Find the supremum and infimum of {x $\in$ [0,1]: x $\notin$ $\mathbb Q$}. Prove why your assertions are correct

Question

Ok I am lost from this question. Does that mean $x$ can only be $0$ or $1$? And it can't be any rational?

Answer 1

Does that mean x can only be 0 or 1? And it can't be any rational?

No, it means $x$ is any irrational between $0$ and $1$.

$\{x\in [0;1]: x\notin \Bbb Q\}$ is: the set of numbers from the real interval $0$ to $1$ inclusive, such that these numbers are also not in the rationals.

Now, find the supremum of this set.   First, what is your definition of a supremum?

A set $E ⊂ R$ is bounded above iff $∃ b ∈ R$ s.t. $a \leq b, ∀ a ∈ E$ ($b$ is an upper bound for $E$)

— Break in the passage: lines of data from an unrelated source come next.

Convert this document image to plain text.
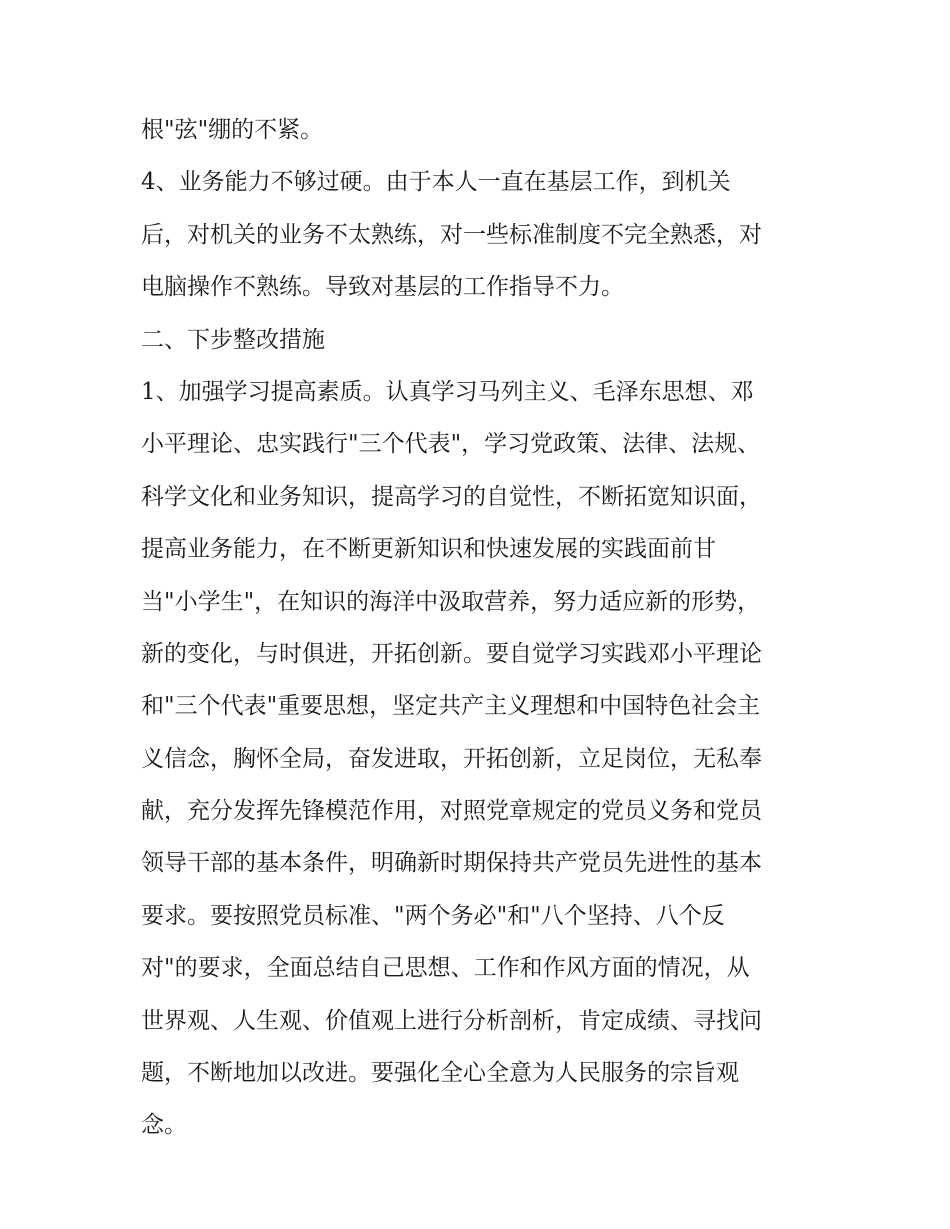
根"弦"绷的不紧。
4、业务能力不够过硬。由于本人一直在基层工作，到机关
后，对机关的业务不太熟练，对一些标准制度不完全熟悉，对
电脑操作不熟练。导致对基层的工作指导不力。
二、下步整改措施
1、加强学习提高素质。认真学习马列主义、毛泽东思想、邓
小平理论、忠实践行"三个代表"，学习党政策、法律、法规、
科学文化和业务知识，提高学习的自觉性，不断拓宽知识面，
提高业务能力，在不断更新知识和快速发展的实践面前甘
当"小学生"，在知识的海洋中汲取营养，努力适应新的形势，
新的变化，与时俱进，开拓创新。要自觉学习实践邓小平理论
和"三个代表"重要思想，坚定共产主义理想和中国特色社会主
义信念，胸怀全局，奋发进取，开拓创新，立足岗位，无私奉
献，充分发挥先锋模范作用，对照党章规定的党员义务和党员
领导干部的基本条件，明确新时期保持共产党员先进性的基本
要求。要按照党员标准、"两个务必"和"八个坚持、八个反
对"的要求，全面总结自己思想、工作和作风方面的情况，从
世界观、人生观、价值观上进行分析剖析，肯定成绩、寻找问
题，不断地加以改进。要强化全心全意为人民服务的宗旨观
念。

No, that is not the definition of supremum. That is the definition of upper bound. A supremum is a special kind of upper bound. It's the least such.

A value $s\in R$ is the supremum of $E$ if $\;\nexists b\in R: \forall a\in E: ((a\leq b) \wedge (b< s)\wedge (a\leq s))$

Now, can you find such an upper bound for your set? Can you show that this is the supremum.

Answer 2

I show that $1$ is the supremum of the set $A := \mathbb{R}\setminus \mathbb{Q} \cap [0,1]$, and you may try the infimum case.

The proof relies on the fact that between every two real numbers there is some irrational. (Because $\mathbb{R}$ is the closure of $\mathbb{R}\setminus \mathbb{Q}$.)

By definition, it is equivalent to prove that for every $\varepsilon > 0$ there is some $x \in A$ such that $1 - \varepsilon < x \leq 1$. But this is true, since between any two real numbers there is some irrational.

Answer 3

Remember that $[0,1]$ is an interval on the real line which contains all of the numbers between $0$ and $1$ including $0$ and $1$.

Now, $\{x \in [0,1] \mid x \not \in \Bbb Q \}$ is a subset of the interval $[0,1]$, but it is the subset we get by removing all of the rational points from $[0,1]$.

So, you have to think about all of the irrational numbers in $[0,1]$, and find the supremum and infimum of that set.

We know since $\Bbb R$ is complete that since the set in question is bounded above by $5$, for example, it has a least upper bound which is the supremum. Do you know what the smallest upper bound is? It is $1$, since $1$ is larger than every irrational in $[0,1]$ but it is smaller than every upper bound of the irrationals in $[0,1]$ (why?).

Now you have to find the infimum of the set of irrationals in $[0,1]$ on your own. If you get stuck, let me know.